Scrapers

Scrapers are an essential part of Browserhub. They contain specific steps and properties to extract data from the web. On this page, we'll learn how to query scrapers.

The scraper model

The scraper model contains all the steps and properties of the scrapers. You can get the scraper name, the schedule that has been set on the app, the proxy being used, and more.

Properties

  • Name
    id
    Type
    string
    Description

    Unique identifier of the scraper.

  • Name
    name
    Type
    string
    Description

    Name of the scraper.

  • Name
    steps
    Type
    array
    Description

    Chronological steps to run the scraper.

  • Name
    pagination
    Type
    object
    Description

    Pagination details of the scraper.

  • Name
    rows_limit
    Type
    integer
    Description

    Maximum number of rows that want to get extracted.

  • Name
    schedule
    Type
    object
    Description

    Schedule details of the scraper.

  • Name
    proxy
    Type
    object
    Description

    Proxy details of the scraper.

  • Name
    webhook_url
    Type
    string
    Description

    URL that will be called after the scraper run status is not running anymore.
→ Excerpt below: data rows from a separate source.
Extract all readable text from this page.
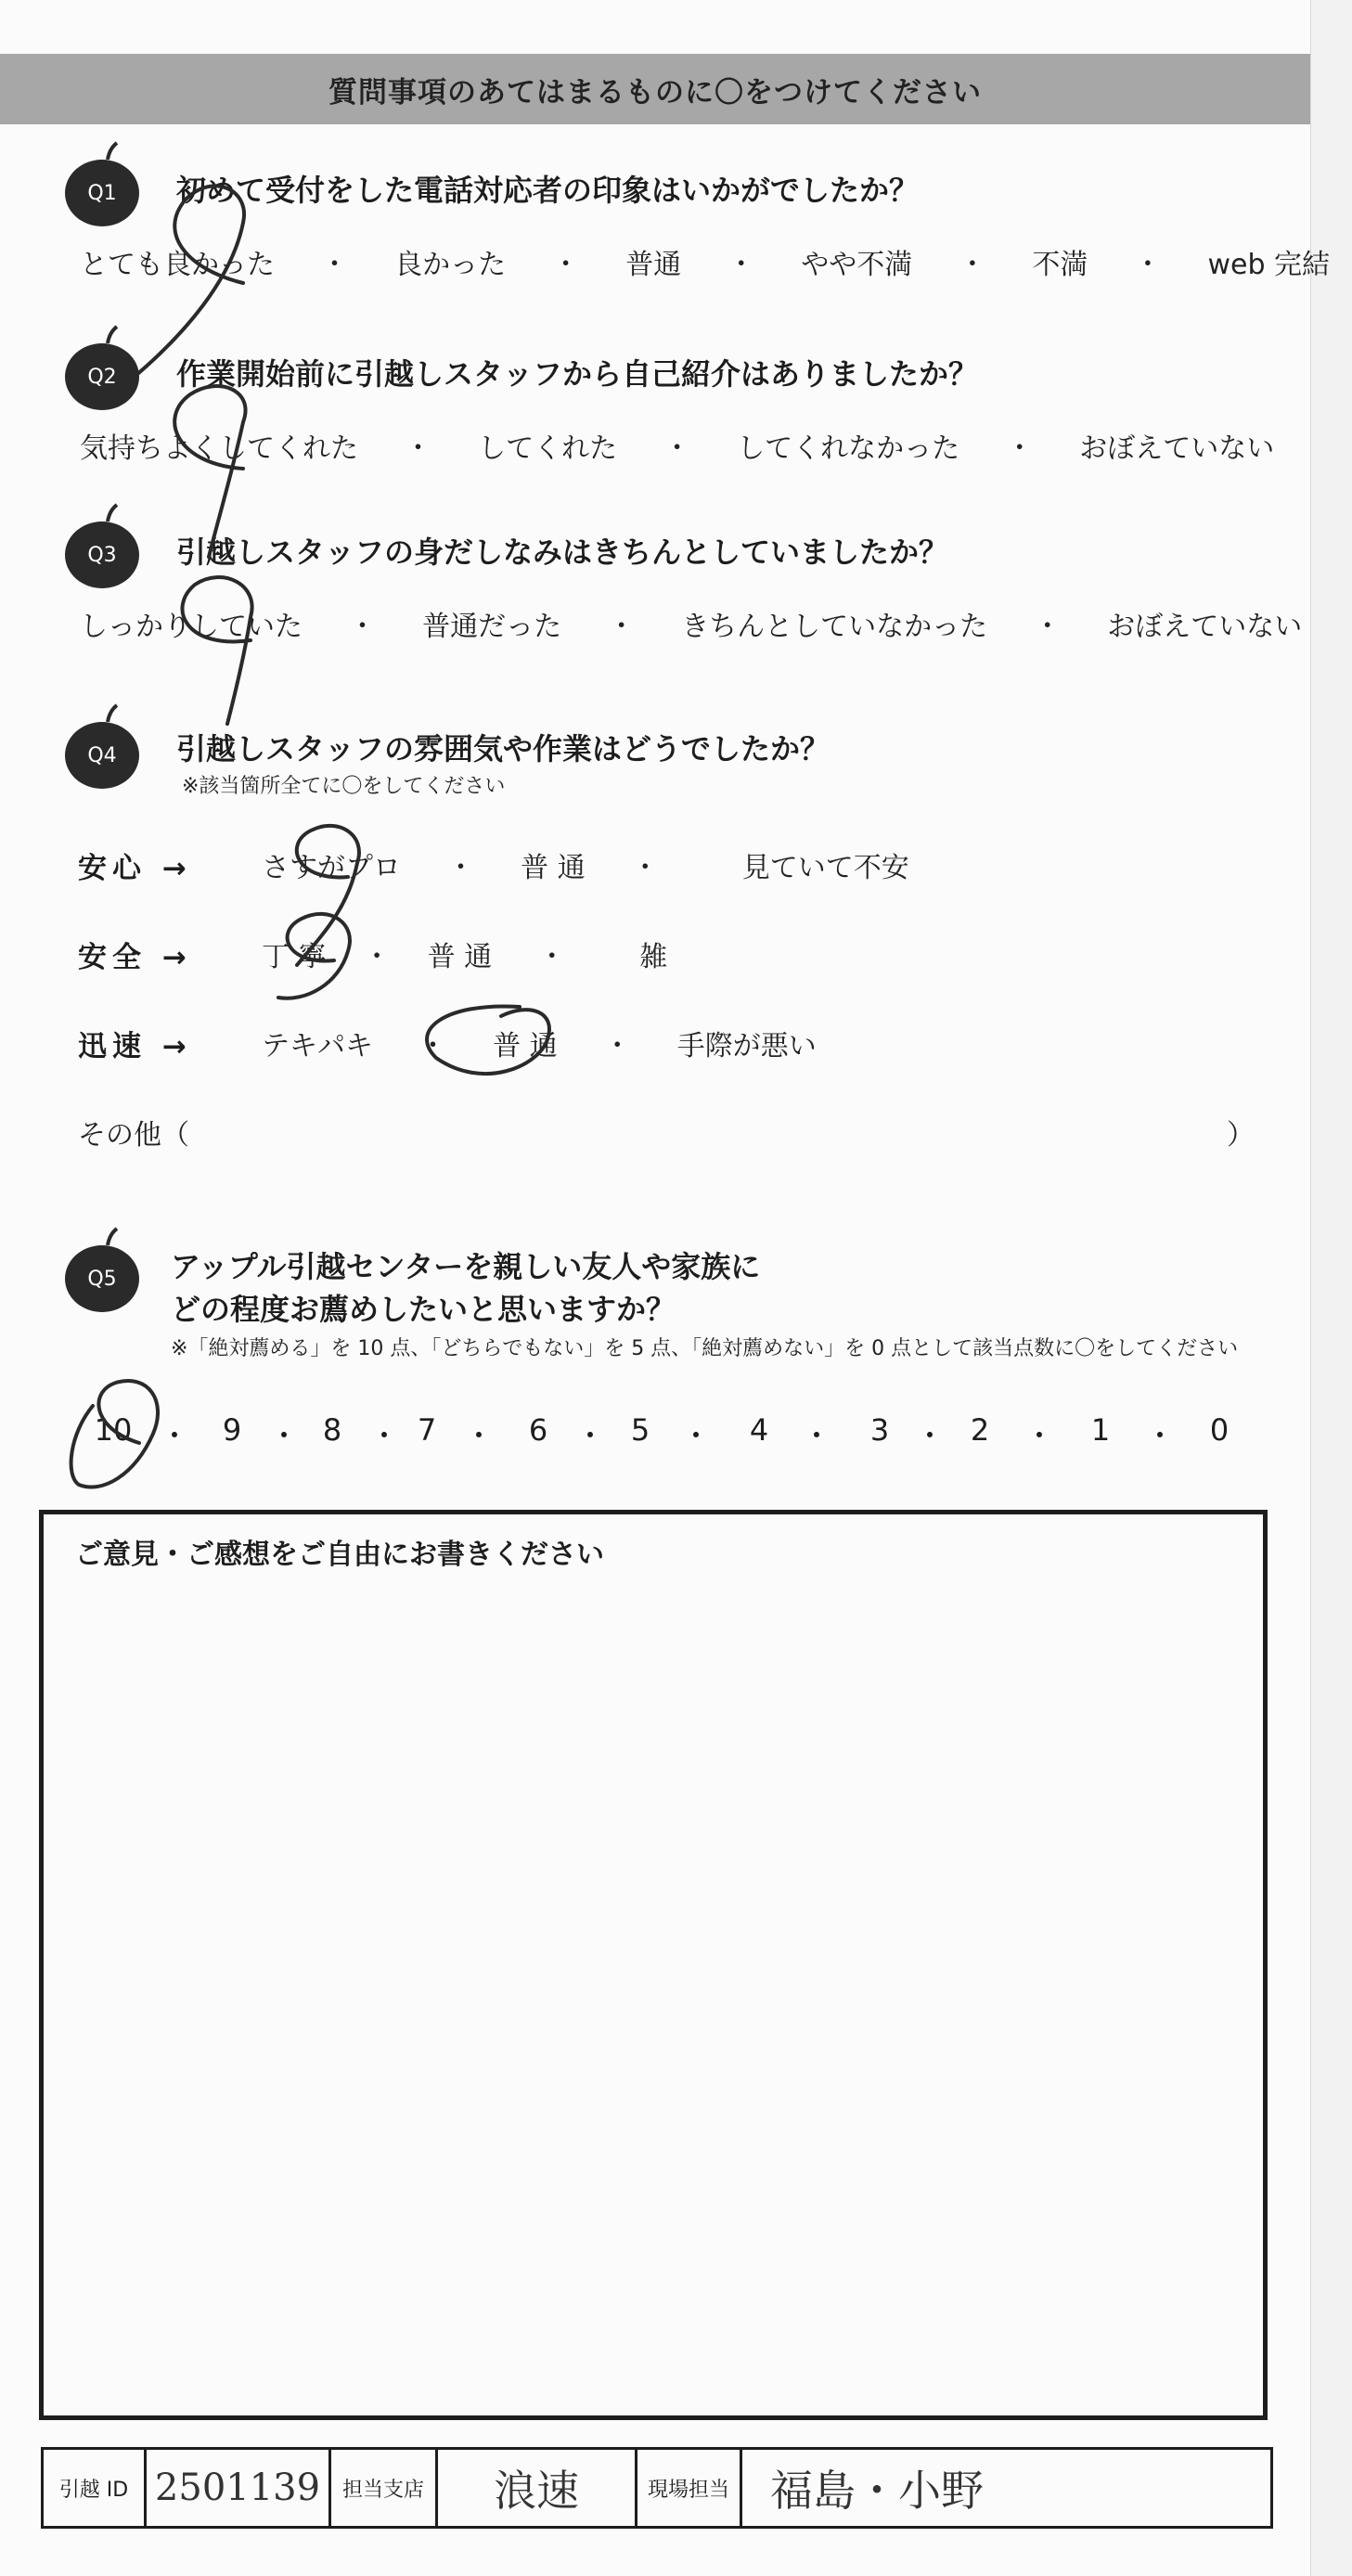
質問事項のあてはまるものに〇をつけてください
Q1 初めて受付をした電話対応者の印象はいかがでしたか？
とても良かった ・ 良かった ・ 普通 ・ やや不満 ・ 不満 ・ web 完結
Q2 作業開始前に引越しスタッフから自己紹介はありましたか？
気持ちよくしてくれた ・ してくれた ・ してくれなかった ・ おぼえていない
Q3 引越しスタッフの身だしなみはきちんとしていましたか？
しっかりしていた ・ 普通だった ・ きちんとしていなかった ・ おぼえていない
Q4 引越しスタッフの雰囲気や作業はどうでしたか？
※該当箇所全てに〇をしてください
安心 →	さすがプロ ・ 普 通 ・	見ていて不安
安全 →	丁 寧 ・ 普 通 ・	雑
迅速 →	テキパキ ・ 普 通 ・ 手際が悪い
その他（	）
Q5 アップル引越センターを親しい友人や家族に
どの程度お薦めしたいと思いますか？
※「絶対薦める」を 10 点、「どちらでもない」を 5 点、「絶対薦めない」を 0 点として該当点数に〇をしてください
10 ・ 9 ・ 8 ・ 7 ・ 6 ・ 5 ・ 4 ・ 3 ・ 2 ・ 1 ・ 0
ご意見・ご感想をご自由にお書きください
引越 ID 2501139	担当支店	浪速	現場担当 福島・小野
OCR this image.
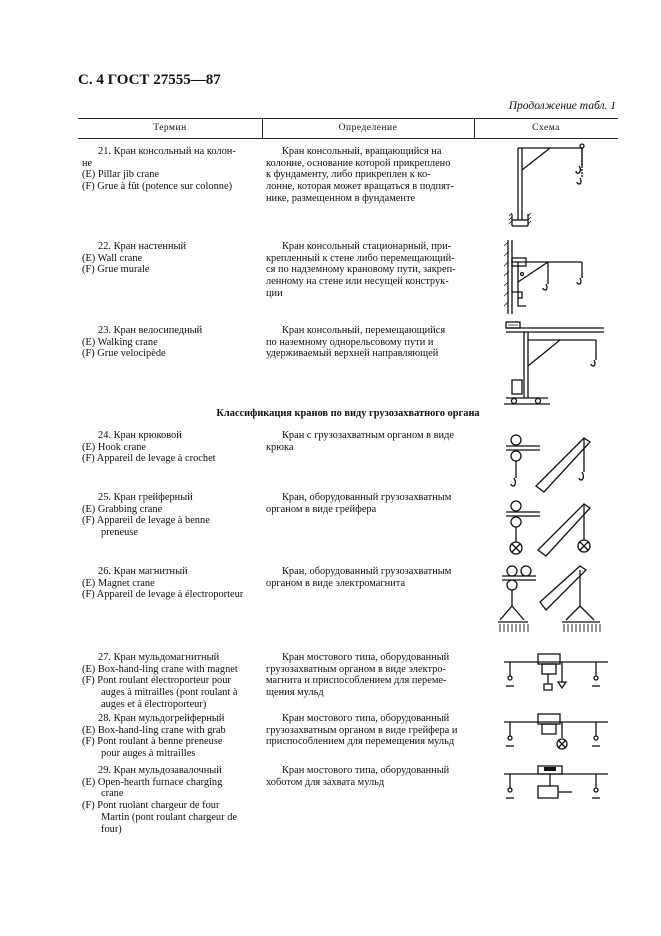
С. 4 ГОСТ 27555—87
Продолжение табл. 1
Термин	Определение	Схема
21. Кран консольный на колон-
не
(E) Pillar jib crane
(F) Grue à fût (potence sur colonne)
Кран консольный, вращающийся на
колонне, основание которой прикреплено
к фундаменту, либо прикреплен к ко-
лонне, которая может вращаться в подпят-
нике, размещенном в фундаменте
22. Кран настенный
(E) Wall crane
(F) Grue murale
Кран консольный стационарный, при-
крепленный к стене либо перемещающий-
ся по надземному крановому пути, закреп-
ленному на стене или несущей конструк-
ции
23. Кран велосипедный
(E) Walking crane
(F) Grue velocipède
Кран консольный, перемещающийся
по наземному однорельсовому пути и
удерживаемый верхней направляющей
Классификация кранов по виду грузозахватного органа
24. Кран крюковой
(E) Hook crane
(F) Appareil de levage à crochet
Кран с грузозахватным органом в виде
крюка
25. Кран грейферный
(E) Grabbing crane
(F) Appareil de levage à benne
preneuse
Кран, оборудованный грузозахватным
органом в виде грейфера
26. Кран магнитный
(E) Magnet crane
(F) Appareil de levage à électroporteur
Кран, оборудованный грузозахватным
органом в виде электромагнита
27. Кран мульдомагнитный
(E) Box-hand-ling crane with magnet
(F) Pont roulant électroporteur pour
auges à mitrailles (pont roulant à
auges et à électroporteur)
Кран мостового типа, оборудованный
грузозахватным органом в виде электро-
магнита и приспособлением для переме-
щения мульд
28. Кран мульдогрейферный
(E) Box-hand-ling crane with grab
(F) Pont roulant à benne preneuse
pour auges à mitrailles
Кран мостового типа, оборудованный
грузозахватным органом в виде грейфера и
приспособлением для перемещения мульд
29. Кран мульдозавалочный
(E) Open-hearth furnace charging
crane
(F) Pont ruolant chargeur de four
Martin (pont roulant chargeur de
four)
Кран мостового типа, оборудованный
хоботом для захвата мульд
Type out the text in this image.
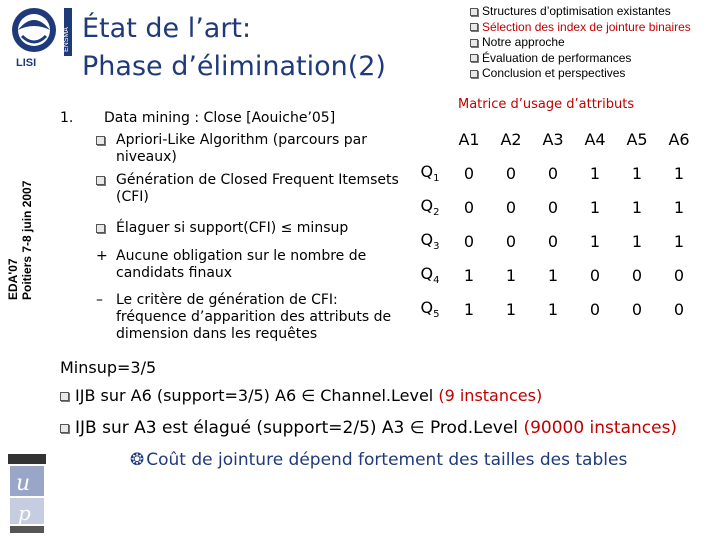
ENSMA
LISI
État de l’art:
Phase d’élimination(2)
Structures d’optimisation existantes
Sélection des index de jointure binaires
Notre approche
Évaluation de performances
Conclusion et perspectives
EDA'07 Poitiers 7-8 juin 2007
1.	Data mining : Close [Aouiche’05]
Apriori-Like Algorithm (parcours par niveaux)
Génération de Closed Frequent Itemsets (CFI)
Élaguer si support(CFI) ≤ minsup
+ Aucune obligation sur le nombre de candidats finaux
– Le critère de génération de CFI: fréquence d’apparition des attributs de dimension dans les requêtes
Matrice d’usage d’attributs
	A1	A2	A3	A4	A5	A6
$Q_1$	0	0	0	1	1	1
$Q_2$	0	0	0	1	1	1
$Q_3$	0	0	0	1	1	1
$Q_4$	1	1	1	0	0	0
$Q_5$	1	1	1	0	0	0
Minsup=3/5
IJB sur A6 (support=3/5) A6 ∈ Channel.Level (9 instances)
IJB sur A3 est élagué (support=2/5) A3 ∈ Prod.Level (90000 instances)
❂ Coût de jointure dépend fortement des tailles des tables
u
p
Browserhub API will send the run object with POST method to it.

  • Name
    created_at
    Type
    string
    Description

    ISO 8601 date and time of scraper creation.


GET/v1/scrapers

List all scrapers

This endpoint allows you to retrieve a paginated list of all your scrapers. By default, a maximum of 50 scrapers are shown per page.

Optional attributes

  • Name
    page
    Type
    integer
    Description

    Page number of the request. Omitting this will make the API assume that you're requesting the 1st page.

Request

GET
/v1/scrapers
curl -G https://api.browserhub.io/v1/scrapers \
  -H "Authorization: Bearer {API key}"

Response

{
  "next_page": 2,
  "data": [
    {
      "id": "f4fcf5a4-730d-4dab-b0cb-c7433810266a",
      "name": "Get featured products from Hiut Denim",
      "steps": [
        {
          "id": "d92d342d-d9b4-4182-ae2f-3b67695b691f",
          "type": "visit",
          "url": "https://hiutdenim.co.uk"
        },
        {
          "id": "18ec387f-f101-4dca-afa4-2890068750f4",
          "type": "click",
          "field_name": "Search Button"
        },
        {
          "id": "de169090-01ba-4dce-a991-363ebe30855f",
          // ...
        }
      ],
      "pagination": {
        type: "continuous_scroll"
      },
      "rows_limit": 30,
      "schedule": {
        "interval": "1 hour",
        "next_run": "2023-03-12T00:35:48Z"
      },
      "proxy": {
        "type": "data_center",
        "country": "United States"
      },
      "webhook_url": null,
      "created_at": "2023-03-11T04:13:19Z"
    },
    {
      "id": "fdd28450-3886-442c-9be1-b1d69721a785",
      // ...
    }
  ]
}

GET/v1/scrapers/:id

Retrieve a scraper

This endpoint allows you to retrieve a scraper by providing the scraper id.

Request

GET
/v1/scrapers/f4fcf5a4-730d-4dab-b0cb-c7433810266a
curl -G https://api.browserhub.io/v1/scrapers/f4fcf5a4-730d-4dab-b0cb-c7433810266a \
  -H "Authorization: Bearer {API key}"

Response

{
  "id": "f4fcf5a4-730d-4dab-b0cb-c7433810266a",
  "name": "Get featured products from Hiut Denim",
  "steps": [
    {
      "id": "d92d342d-d9b4-4182-ae2f-3b67695b691f",
      "type": "visit",
      "url": "https://hiutdenim.co.uk"
    },
    {
      "id": "18ec387f-f101-4dca-afa4-2890068750f4",
      "type": "click",
      "field_name": "Search Button"
    },
    {
      "id": "de169090-01ba-4dce-a991-363ebe30855f",
      // ...
    }
  ],
  "pagination": {
    type: "continuous_scroll"
  },
  "rows_limit": 30,
  "schedule": {
    "interval": "1 hour",
    "next_run": "2023-03-12T00:35:48Z"
  },
  "proxy": {
    "type": "data_center",
    "country": "United States"
  },
  "webhook_url": null,
  "created_at": "2023-03-11T04:13:19Z"
}